And the Workforce Investment Disclosure Act (H.R. 5930) would enable the SEC to require public companies to disclose such things as information about the voluntary turnover or retention rate, the involuntary turnover or retention rate, the internal hiring rate, the internal promotion rate, data on diversity, and any policies and audits related to diversity. Both bills passed the committee by a vote of 33-25 along party lines, with Democrats voting for and Republicans against the bills.

The U.S. Chamber of Commerce has publicly expressed opposition to the bills, while shareholder advocacy groups supported them. In a post on the Harvard Law School Forum on Corporate Governance, Neil Bradley, executive vice president and chief policy officer at the U.S. Chamber of Commerce, argued the workforce bill would mandate reports on information that in many cases isn’t material to a reasonable investor.

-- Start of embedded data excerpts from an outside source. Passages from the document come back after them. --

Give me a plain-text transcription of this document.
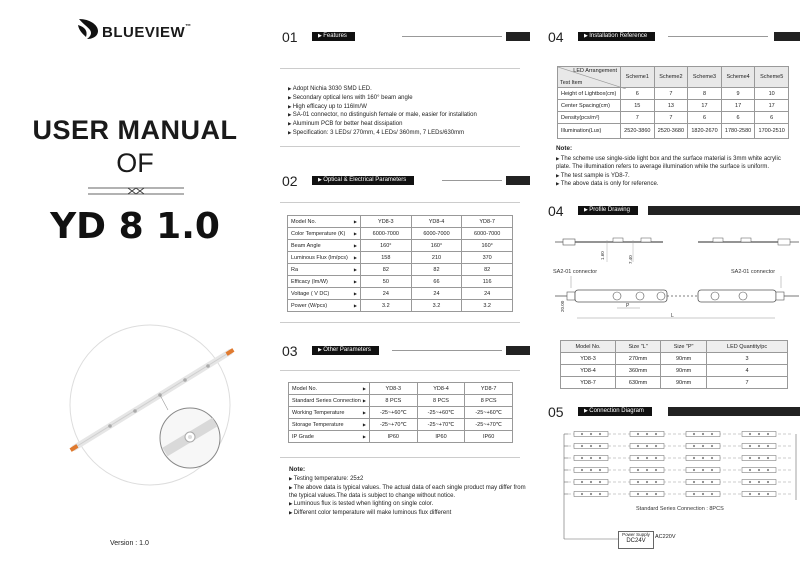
BLUEVIEW™
USER MANUAL
OF
YD 8 1.0
Version : 1.0
01	▶ Features
▶ Adopt Nichia 3030 SMD LED.
▶ Secondary optical lens with 160° beam angle
▶ High efficacy up to 116lm/W
▶ SA-01 connector, no distinguish female or male, easier for installation
▶ Aluminum PCB for better heat dissipation
▶ Specification: 3 LEDs/ 270mm, 4 LEDs/ 360mm, 7 LEDs/630mm
02	▶ Optical & Electrical Parameters
Model No. ▶	YD8-3	YD8-4	YD8-7
Color Temperature (K) ▶	6000-7000	6000-7000	6000-7000
Beam Angle ▶	160°	160°	160°
Luminous Flux (lm/pcs) ▶	158	210	370
Ra ▶	82	82	82
Efficacy (lm/W) ▶	50	66	116
Voltage ( V DC) ▶	24	24	24
Power (W/pcs) ▶	3.2	3.2	3.2
03	▶ Other Parameters
Model No. ▶	YD8-3	YD8-4	YD8-7
Standard Series Connection ▶	8 PCS	8 PCS	8 PCS
Working Temperature ▶	-25~+60℃	-25~+60℃	-25~+60℃
Storage Temperature ▶	-25~+70℃	-25~+70℃	-25~+70℃
IP Grade ▶	IP60	IP60	IP60
Note:
▶ Testing temperature: 25±2
▶ The above data is typical values. The actual data of each single product may differ from the typical values.The data is subject to change without notice.
▶ Luminous flux is tested when lighting on single color.
▶ Different color temperature will make luminous flux different
04	▶ Installation Reference
LED Arrangement
Test Item	Scheme1	Scheme2	Scheme3	Scheme4	Scheme5
Height of Lightbox(cm)	6	7	8	9	10
Center Spacing(cm)	15	13	17	17	17
Density(pcs/m²)	7	7	6	6	6
Illumination(Lux)	2520-3860	2520-3680	1820-2670	1780-2580	1700-2510
Note:
▶ The scheme use single-side light box and the surface material is 3mm white acrylic plate. The illumination refers to average illumination while the surface is uniform.
▶ The test sample is YD8-7.
▶ The above data is only for reference.
04	▶ Profile Drawing
1.60	7.40
SA2-01 connector	SA2-01 connector
20.00	P
L
Model No.	Size "L"	Size "P"	LED Quantity/pc
YD8-3	270mm	90mm	3
YD8-4	360mm	90mm	4
YD8-7	630mm	90mm	7
05	▶ Connection Diagram
Standard Series Connection : 8PCS
Power Supply
DC24V
AC220V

He called the shareholder act an attempt “to glean information to advance other interests through name-and-shame tactics.” He noted from 2010 to 2019, of the 510 political and lobbying spending disclosure proposals submitted to Fortune 250 companies, only two have ultimately received majority support (0.3%). “It is increasingly clear that a super-majority of shareholders, when given the opportunity, reject the disclosure of this information as not material,” he wrote.

In contrast, California Public Employees’ Retirement System (CalPERS), in a letter supporting the bill, said, “political expenditure disclosure is consistent with the SEC’s requirement for public companies to disclose meaningful financial information and would encourage prudent use of corporate shareowner resources for political activities.”